La population soumise aux retombées présentait un excès de cancers de 61 %. La leucémie était prédominante au début (1958-66) avec 19 cas, 5 fois plus que les 3,6 attendus. Cet excès persistait pendant la période ultérieure (1972-80), avec 12 cas observés pour 3,4 attendus. Il y avait un accroissement des lymphomes. Des cas de cancer de la thyroïde en excès apparurent rapidement et l'excès devint plus tard notable (14/1,7). On notait un excès de cancer du sein (27/14). Les cancers du tractus gastro-intestinal étaient plus importants que prévu. Les mélanomes étaient en excès (12/4,5), ainsi que les cancers des os (8/0,7) et les tumeurs du cerveau (9/3,9). Un sous-groupe ayant subi des retombées intenses avait une incidence de cancer plus forte. L'hypothèse selon Jaquelle ces cas peuvent être associés aux irradiations s'appuie sur la comparaison entre groupes, du rapport des cancers des organes les plus radiosensibles aux autres types de cancer.

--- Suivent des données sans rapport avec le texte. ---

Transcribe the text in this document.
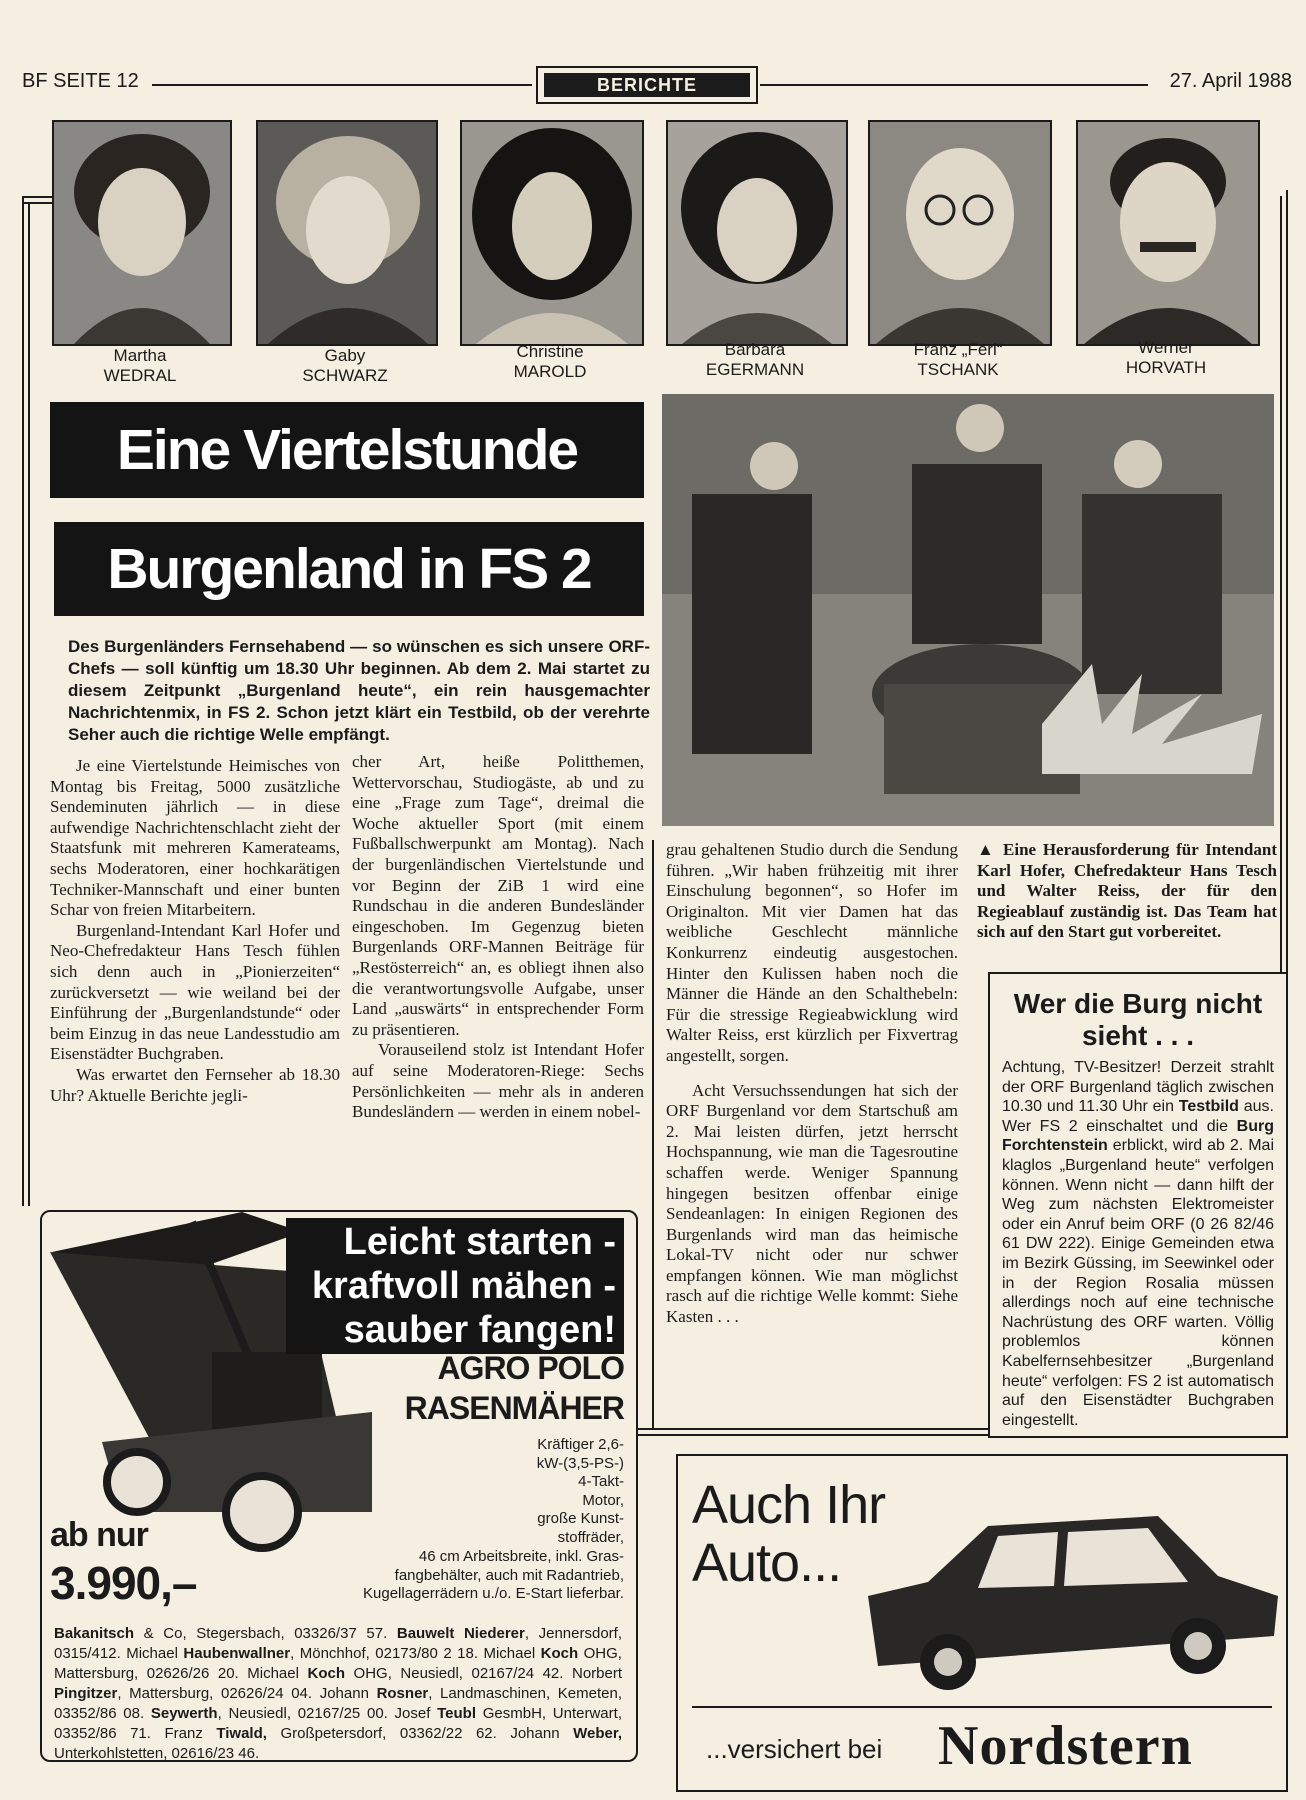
BF SEITE 12	BERICHTE	27. April 1988
Martha
WEDRAL
Gaby
SCHWARZ
Christine
MAROLD
Barbara
EGERMANN
Franz „Feri“
TSCHANK
Werner
HORVATH
Eine Viertelstunde
Burgenland in FS 2
Des Burgenländers Fernsehabend — so wünschen es sich unsere ORF-Chefs — soll künftig um 18.30 Uhr beginnen. Ab dem 2. Mai startet zu diesem Zeitpunkt „Burgenland heute“, ein rein hausgemachter Nachrichtenmix, in FS 2. Schon jetzt klärt ein Testbild, ob der verehrte Seher auch die richtige Welle empfängt.

Je eine Viertelstunde Heimisches von Montag bis Freitag, 5000 zusätzliche Sendeminuten jährlich — in diese aufwendige Nachrichtenschlacht zieht der Staatsfunk mit mehreren Kamerateams, sechs Moderatoren, einer hochkarätigen Techniker-Mannschaft und einer bunten Schar von freien Mitarbeitern.

Burgenland-Intendant Karl Hofer und Neo-Chefredakteur Hans Tesch fühlen sich denn auch in „Pionierzeiten“ zurückversetzt — wie weiland bei der Einführung der „Burgenlandstunde“ oder beim Einzug in das neue Landesstudio am Eisenstädter Buchgraben.

Was erwartet den Fernseher ab 18.30 Uhr? Aktuelle Berichte jegli-

cher Art, heiße Politthemen, Wettervorschau, Studiogäste, ab und zu eine „Frage zum Tage“, dreimal die Woche aktueller Sport (mit einem Fußballschwerpunkt am Montag). Nach der burgenländischen Viertelstunde und vor Beginn der ZiB 1 wird eine Rundschau in die anderen Bundesländer eingeschoben. Im Gegenzug bieten Burgenlands ORF-Mannen Beiträge für „Restösterreich“ an, es obliegt ihnen also die verantwortungsvolle Aufgabe, unser Land „auswärts“ in entsprechender Form zu präsentieren.

Vorauseilend stolz ist Intendant Hofer auf seine Moderatoren-Riege: Sechs Persönlichkeiten — mehr als in anderen Bundesländern — werden in einem nobel-

grau gehaltenen Studio durch die Sendung führen. „Wir haben frühzeitig mit ihrer Einschulung begonnen“, so Hofer im Originalton. Mit vier Damen hat das weibliche Geschlecht männliche Konkurrenz eindeutig ausgestochen. Hinter den Kulissen haben noch die Männer die Hände an den Schalthebeln: Für die stressige Regieabwicklung wird Walter Reiss, erst kürzlich per Fixvertrag angestellt, sorgen.

Acht Versuchssendungen hat sich der ORF Burgenland vor dem Startschuß am 2. Mai leisten dürfen, jetzt herrscht Hochspannung, wie man die Tagesroutine schaffen werde. Weniger Spannung hingegen besitzen offenbar einige Sendeanlagen: In einigen Regionen des Burgenlands wird man das heimische Lokal-TV nicht oder nur schwer empfangen können. Wie man möglichst rasch auf die richtige Welle kommt: Siehe Kasten . . .

▲ Eine Herausforderung für Intendant Karl Hofer, Chefredakteur Hans Tesch und Walter Reiss, der für den Regieablauf zuständig ist. Das Team hat sich auf den Start gut vorbereitet.
Wer die Burg nicht sieht . . .
Achtung, TV-Besitzer! Derzeit strahlt der ORF Burgenland täglich zwischen 10.30 und 11.30 Uhr ein Testbild aus. Wer FS 2 einschaltet und die Burg Forchtenstein erblickt, wird ab 2. Mai klaglos „Burgenland heute“ verfolgen können. Wenn nicht — dann hilft der Weg zum nächsten Elektromeister oder ein Anruf beim ORF (0 26 82/46 61 DW 222). Einige Gemeinden etwa im Bezirk Güssing, im Seewinkel oder in der Region Rosalia müssen allerdings noch auf eine technische Nachrüstung des ORF warten. Völlig problemlos können Kabelfernsehbesitzer „Burgenland heute“ verfolgen: FS 2 ist automatisch auf den Eisenstädter Buchgraben eingestellt.
Leicht starten -
kraftvoll mähen -
sauber fangen!
AGRO POLO
RASENMÄHER
Kräftiger 2,6-
kW-(3,5-PS-)
4-Takt-
Motor,
große Kunst-
stoffräder,
46 cm Arbeitsbreite, inkl. Gras-
fangbehälter, auch mit Radantrieb,
Kugellagerrädern u./o. E-Start lieferbar.
ab nur
3.990,–
Bakanitsch & Co, Stegersbach, 03326/37 57. Bauwelt Niederer, Jennersdorf, 0315/412. Michael Haubenwallner, Mönchhof, 02173/80 2 18. Michael Koch OHG, Mattersburg, 02626/26 20. Michael Koch OHG, Neusiedl, 02167/24 42. Norbert Pingitzer, Mattersburg, 02626/24 04. Johann Rosner, Landmaschinen, Kemeten, 03352/86 08. Seywerth, Neusiedl, 02167/25 00. Josef Teubl GesmbH, Unterwart, 03352/86 71. Franz Tiwald, Großpetersdorf, 03362/22 62. Johann Weber, Unterkohlstetten, 02616/23 46.
Auch Ihr
Auto...
...versichert bei Nordstern
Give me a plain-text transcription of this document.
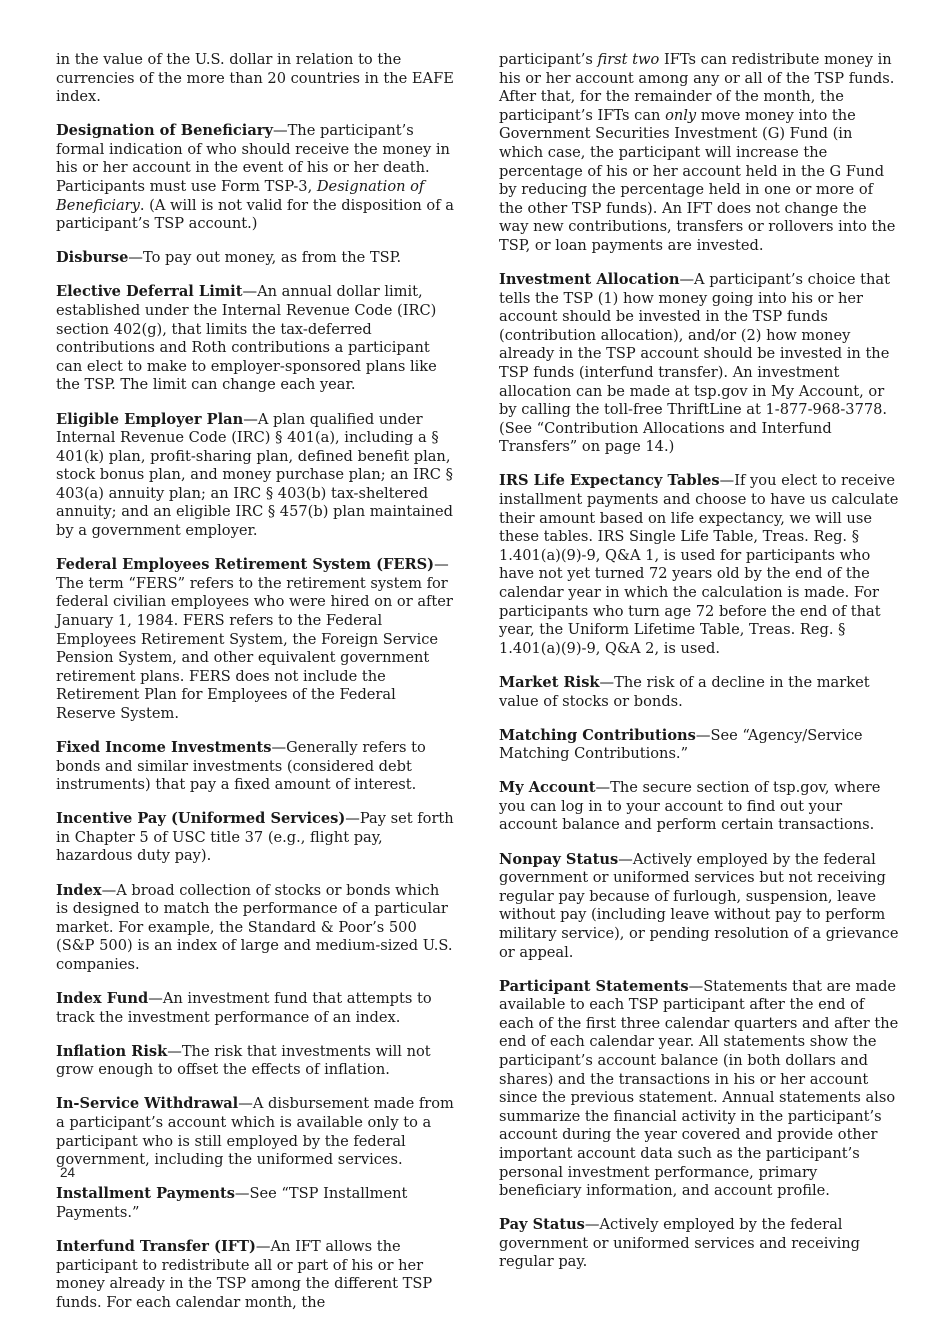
in the value of the U.S. dollar in relation to the currencies of the more than 20 countries in the EAFE index.

Designation of Beneficiary—The participant’s formal indication of who should receive the money in his or her account in the event of his or her death. Participants must use Form TSP-3, Designation of Beneficiary. (A will is not valid for the disposition of a participant’s TSP account.)

Disburse—To pay out money, as from the TSP.

Elective Deferral Limit—An annual dollar limit, established under the Internal Revenue Code (IRC) section 402(g), that limits the tax-deferred contributions and Roth contributions a participant can elect to make to employer-sponsored plans like the TSP. The limit can change each year.

Eligible Employer Plan—A plan qualified under Internal Revenue Code (IRC) § 401(a), including a § 401(k) plan, profit-sharing plan, defined benefit plan, stock bonus plan, and money purchase plan; an IRC § 403(a) annuity plan; an IRC § 403(b) tax-sheltered annuity; and an eligible IRC § 457(b) plan maintained by a government employer.

Federal Employees Retirement System (FERS)—The term “FERS” refers to the retirement system for federal civilian employees who were hired on or after January 1, 1984. FERS refers to the Federal Employees Retirement System, the Foreign Service Pension System, and other equivalent government retirement plans. FERS does not include the Retirement Plan for Employees of the Federal Reserve System.

Fixed Income Investments—Generally refers to bonds and similar investments (considered debt instruments) that pay a fixed amount of interest.

Incentive Pay (Uniformed Services)—Pay set forth in Chapter 5 of USC title 37 (e.g., flight pay, hazardous duty pay).

Index—A broad collection of stocks or bonds which is designed to match the performance of a particular market. For example, the Standard & Poor’s 500 (S&P 500) is an index of large and medium-sized U.S. companies.

Index Fund—An investment fund that attempts to track the investment performance of an index.

Inflation Risk—The risk that investments will not grow enough to offset the effects of inflation.

In-Service Withdrawal—A disbursement made from a participant’s account which is available only to a participant who is still employed by the federal government, including the uniformed services.

Installment Payments—See “TSP Installment Payments.”

Interfund Transfer (IFT)—An IFT allows the participant to redistribute all or part of his or her money already in the TSP among the different TSP funds. For each calendar month, the

participant’s first two IFTs can redistribute money in his or her account among any or all of the TSP funds. After that, for the remainder of the month, the participant’s IFTs can only move money into the Government Securities Investment (G) Fund (in which case, the participant will increase the percentage of his or her account held in the G Fund by reducing the percentage held in one or more of the other TSP funds). An IFT does not change the way new contributions, transfers or rollovers into the TSP, or loan payments are invested.

Investment Allocation—A participant’s choice that tells the TSP (1) how money going into his or her account should be invested in the TSP funds (contribution allocation), and/or (2) how money already in the TSP account should be invested in the TSP funds (interfund transfer). An investment allocation can be made at tsp.gov in My Account, or by calling the toll-free ThriftLine at 1-877-968-3778. (See “Contribution Allocations and Interfund Transfers” on page 14.)

IRS Life Expectancy Tables—If you elect to receive installment payments and choose to have us calculate their amount based on life expectancy, we will use these tables. IRS Single Life Table, Treas. Reg. § 1.401(a)(9)-9, Q&A 1, is used for participants who have not yet turned 72 years old by the end of the calendar year in which the calculation is made. For participants who turn age 72 before the end of that year, the Uniform Lifetime Table, Treas. Reg. § 1.401(a)(9)-9, Q&A 2, is used.

Market Risk—The risk of a decline in the market value of stocks or bonds.

Matching Contributions—See “Agency/Service Matching Contributions.”

My Account—The secure section of tsp.gov, where you can log in to your account to find out your account balance and perform certain transactions.

Nonpay Status—Actively employed by the federal government or uniformed services but not receiving regular pay because of furlough, suspension, leave without pay (including leave without pay to perform military service), or pending resolution of a grievance or appeal.

Participant Statements—Statements that are made available to each TSP participant after the end of each of the first three calendar quarters and after the end of each calendar year. All statements show the participant’s account balance (in both dollars and shares) and the transactions in his or her account since the previous statement. Annual statements also summarize the financial activity in the participant’s account during the year covered and provide other important account data such as the participant’s personal investment performance, primary beneficiary information, and account profile.

Pay Status—Actively employed by the federal government or uniformed services and receiving regular pay.

24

La position prise par les agences fédérales était que leurs études sur leurs propres secteurs ne montraient pas d'excès de mortalité par leucémie. Cependant il y avait beaucoup de points faibles dans ces études fondées sur les certificats de décès [38]. En janvier 1987, l'Institut National du Cancer publia une étude sur les certificats de décès dans laquelle il y était reconnu un excès significatif de morts par leucémie dans la région située sous les vents dominants du site des essais [45]. Aucun autre type de cancer n'était trouvé en excès. Comme dans les études antérieures il y avait de nombreuses erreurs ainsi que des négligences dans cette approche [38]. En particulier, l'Académie Nationale des Sciences a conclu que des expositions de population au rayonnement suffisantes pour induire un cas de leucémie, induiront à la longue également de 7 à 9 cas supplémentaires d'autres types de cancer [11]. Jusqu'à présent, les études de mortalité effectuées par l'Institut National du Cancer n'ont trouvé aucun excès de mortalité par cancer malgré l'existence d'un excès significatif des morts par leucémie. Les problèmes posés par les études fondées sur les certificats de décès sur une base sectorielle sont discutés en détail dans une publication récente [38].
Je recommande ma procédure pour les études futures sur les effets des retombées radioactives des tests de bombes et de la contamination hors des sites par les installations nucléaires telles que celles des réacteurs de Three Mile Island et Tchernobyl. Une véritable cohorte de personnes ayant vécu dans la région de forte exposition pendant toute la durée de l'exposition, devrait être suivie dans le futur. Diverses indications devraient être notées : numération des lymphocytes sanguins, taux d'aberrations chromosomiques, concentration des radionucléides dans le lait maternel et les dents de lait, mortalité foetale et infantile, taux d'incidence des cancers etc... Les données devraient être contrôlées pour l'âge, la race, le sexe, la religion, la consommation d'alcool et de tabac, la profession. Cette procédure peut être adaptée aux études sur les travailleurs des installations nucléaires. Le projet de recherche devrait déterminer des sous-groupes qui ont subi les plus fortes expositions de sorte que l'ensemble de la population étudiée puisse servir elle-même de population de référence, en complément d'un groupe de contrôle externe choisi de façon appropriée localement ou régionalement.